Aucun des principaux candidats ne sort indemne des huit années de troubles et de querelles. Les plus affaiblis dans leur capacité de représenter la cohésion nationale ne sont pas forcément ceux qu'on croit. A bien réfléchir, ceux qui ont su encaisser les coups sans laisser choir l'étendard national sont encore les plus méritants. Les Ivoiriens ne sont pas appelés aux urnes pour choisir un programme ou pour sanctionner un parti politique mais pour sceller la paix civile. Durant Huit ans, aucun parti n'a dirigé seul la Côte d'Ivoire avec un programme particulier. C'est donc à une cohabitation de huit années, que ce vote doit mettre fin. Huit années ou tous les partis, en entrant au gouvernement, ont travaillé à empêcher le président de diriger le pays selon son plan, selon le programme de son seul parti. C'est d'ailleurs la règle dans toute cohabitation : empêcher le Président de mener librement les actions qu'il veut ! Les anciens Présidents français, François Mitterrand et Jacques Chirac, ne diront pas le contraire. Voilà ce que les Ivoiriens doivent retenir des huit années de ce que tout le monde appelle « le gouvernement de Gbagbo ». Non, Gbagbo n’avait pas de gouvernement personnel formé par son seul parti, donc il n’a pas la responsabilité personnelle des actions de ce gouvernement ! Tous les partis et leurs leaders qui y ont délégué leurs hommes de confiance sont responsables de l’état de la Côte d’Ivoire. Qu'ils sachent que s'ils n'avaient pas mis le ver dans le fruit confié à Laurent Gbagbo, le fruit aurait fait des petits. Les Ivoiriens sont donc victimes d’un gouvernement fourre-tout formé au nom de la tranquillité nationale.
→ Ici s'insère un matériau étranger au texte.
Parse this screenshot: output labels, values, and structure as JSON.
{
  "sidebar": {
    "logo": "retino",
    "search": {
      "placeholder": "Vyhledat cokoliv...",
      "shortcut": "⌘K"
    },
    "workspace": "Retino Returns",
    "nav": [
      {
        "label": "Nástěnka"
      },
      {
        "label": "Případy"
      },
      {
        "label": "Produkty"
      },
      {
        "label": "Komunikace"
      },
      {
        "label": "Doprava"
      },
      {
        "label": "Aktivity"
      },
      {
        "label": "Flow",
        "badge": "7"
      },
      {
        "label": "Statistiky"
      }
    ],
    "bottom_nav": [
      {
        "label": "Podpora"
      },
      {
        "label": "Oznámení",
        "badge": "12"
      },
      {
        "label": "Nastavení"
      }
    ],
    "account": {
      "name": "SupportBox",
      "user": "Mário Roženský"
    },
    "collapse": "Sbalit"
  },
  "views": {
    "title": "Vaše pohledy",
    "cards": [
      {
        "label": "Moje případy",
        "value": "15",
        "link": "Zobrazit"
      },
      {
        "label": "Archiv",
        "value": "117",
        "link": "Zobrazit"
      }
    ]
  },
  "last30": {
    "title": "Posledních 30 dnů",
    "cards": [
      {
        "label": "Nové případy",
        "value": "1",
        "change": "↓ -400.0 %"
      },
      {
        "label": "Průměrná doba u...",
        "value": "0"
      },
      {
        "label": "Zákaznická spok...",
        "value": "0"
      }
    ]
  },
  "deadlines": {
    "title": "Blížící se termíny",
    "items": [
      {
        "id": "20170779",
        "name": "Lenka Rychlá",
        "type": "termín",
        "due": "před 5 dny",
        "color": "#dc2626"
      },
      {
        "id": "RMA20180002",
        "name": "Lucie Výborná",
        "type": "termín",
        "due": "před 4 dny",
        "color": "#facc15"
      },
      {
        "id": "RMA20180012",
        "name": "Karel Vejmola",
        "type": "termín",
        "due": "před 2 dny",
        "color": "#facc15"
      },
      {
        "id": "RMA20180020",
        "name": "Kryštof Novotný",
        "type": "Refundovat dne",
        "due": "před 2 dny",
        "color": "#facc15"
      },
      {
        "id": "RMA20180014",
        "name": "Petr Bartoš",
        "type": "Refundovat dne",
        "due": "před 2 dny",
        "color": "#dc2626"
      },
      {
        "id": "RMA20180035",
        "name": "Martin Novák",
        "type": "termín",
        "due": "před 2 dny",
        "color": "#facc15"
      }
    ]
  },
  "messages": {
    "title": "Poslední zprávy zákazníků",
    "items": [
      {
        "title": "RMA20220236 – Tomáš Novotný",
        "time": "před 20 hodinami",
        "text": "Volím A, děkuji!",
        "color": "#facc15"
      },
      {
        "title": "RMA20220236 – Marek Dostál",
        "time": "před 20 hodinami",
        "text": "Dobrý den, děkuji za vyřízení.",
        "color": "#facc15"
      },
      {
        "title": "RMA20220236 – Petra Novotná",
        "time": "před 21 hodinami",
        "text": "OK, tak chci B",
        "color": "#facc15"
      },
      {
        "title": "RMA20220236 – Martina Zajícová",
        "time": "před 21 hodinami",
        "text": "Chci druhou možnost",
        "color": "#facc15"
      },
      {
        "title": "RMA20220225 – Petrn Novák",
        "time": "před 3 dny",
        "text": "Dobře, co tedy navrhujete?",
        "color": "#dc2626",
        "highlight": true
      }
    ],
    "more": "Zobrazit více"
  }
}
Le voeu qu'il faut formuler pour la Côte d'Ivoire, c'est de retrouver la paix nationale et sortir absolument de cette désastreuse inertie que constitue la cohabitation ! Il faut remettre le pouvoir entre les mains d'un seul parti qui dirigera le pays avec ses alliés. Il faut apprendre à reconnaître la victoire de l’adversaire, entrer dans l’opposition et constituer une alternative en cas d’échec du parti au pouvoir. C'est cela la démocratie qui doit être établie en Côte d'Ivoire. D’autre part, il faut apprendre à compter sur soi-même, sur ses propres moyens, ses propres institutions, ses propres connaissances pour instaurer cette démocratie et la paix. Il est tout à fait honteux, en effet, de voir les hommes politiques africains se comporter comme de grands enfants incapables de rien, toujours prêts à se jeter aux pieds des Européens pour solliciter leur arbitrage, pour se plaindre de ceci et de cela.
Raphaël ADJOBI
Commentaires
Remerciements
Raphael, j'ai lu votre commentaire sur mon blogue. Merci pour cet encouragement. Je dois vous dire que je suis admiratif devant votre blogue, devant l'immense travail de culture que vous abattez. Pour répondre à votre question, il a été décidé que chaque bureau de vote observe les 10 heures prévues, quelle que soit l'heure de démarrage. A+
Croisons les doigts !
@ Salut Guillaume,
Espérons que la sagesse triomphera.
@ Merci, Liss. Merci pour cette petite pensée. Je suis physiquement loin des soucis quotidiens des Ivoiriens vivant dans leur pays, mais leur rêve de paix reste aussi le mien. Ce rendez-vous avec l'histoire - comme tu dis - me tient donc à coeur.
@ Merci Charlie !
Continue à nous informer sur l'évolution des choses.Mieux que ça!
Mon cher St-Ralph,
Je crois que, bien avant l'organisation des élections dans de telles conditions (qui relèvent quasiment de la magie), le 1e des miracles ivoiriens, depuis que le pays est coupé en deux, avec deux armées, deux administrations, c'est de savoir que les traitements des fonctionnaires ont toujours été payés. La RCA, dans les années 80 n'a pas eu besoin de guerre pour connaître des arriérés de 3 mois, de 6 mois voire plus, au cours desquels les fonctionnaires ne touchaient rien du tout. Un aîné me raconta ceci en 1999: "Durant cette période, nous les fonctionnaires congolais on se demandait comment on pouvait vivre des mois sans salaires!" A partir de 1991, avant même de connaître les guerres qui suivront, les fonctionnaires congolais ont commencé à découvrir des mois sans traitements. De l'autre côté du fleuve, ils avaient déjà l'habitude. Oui, le miracle ivoirien existe, et il existe sous plus d'une forme...
@+, O.G.
Bravo, Raphaël ! Belle analyse !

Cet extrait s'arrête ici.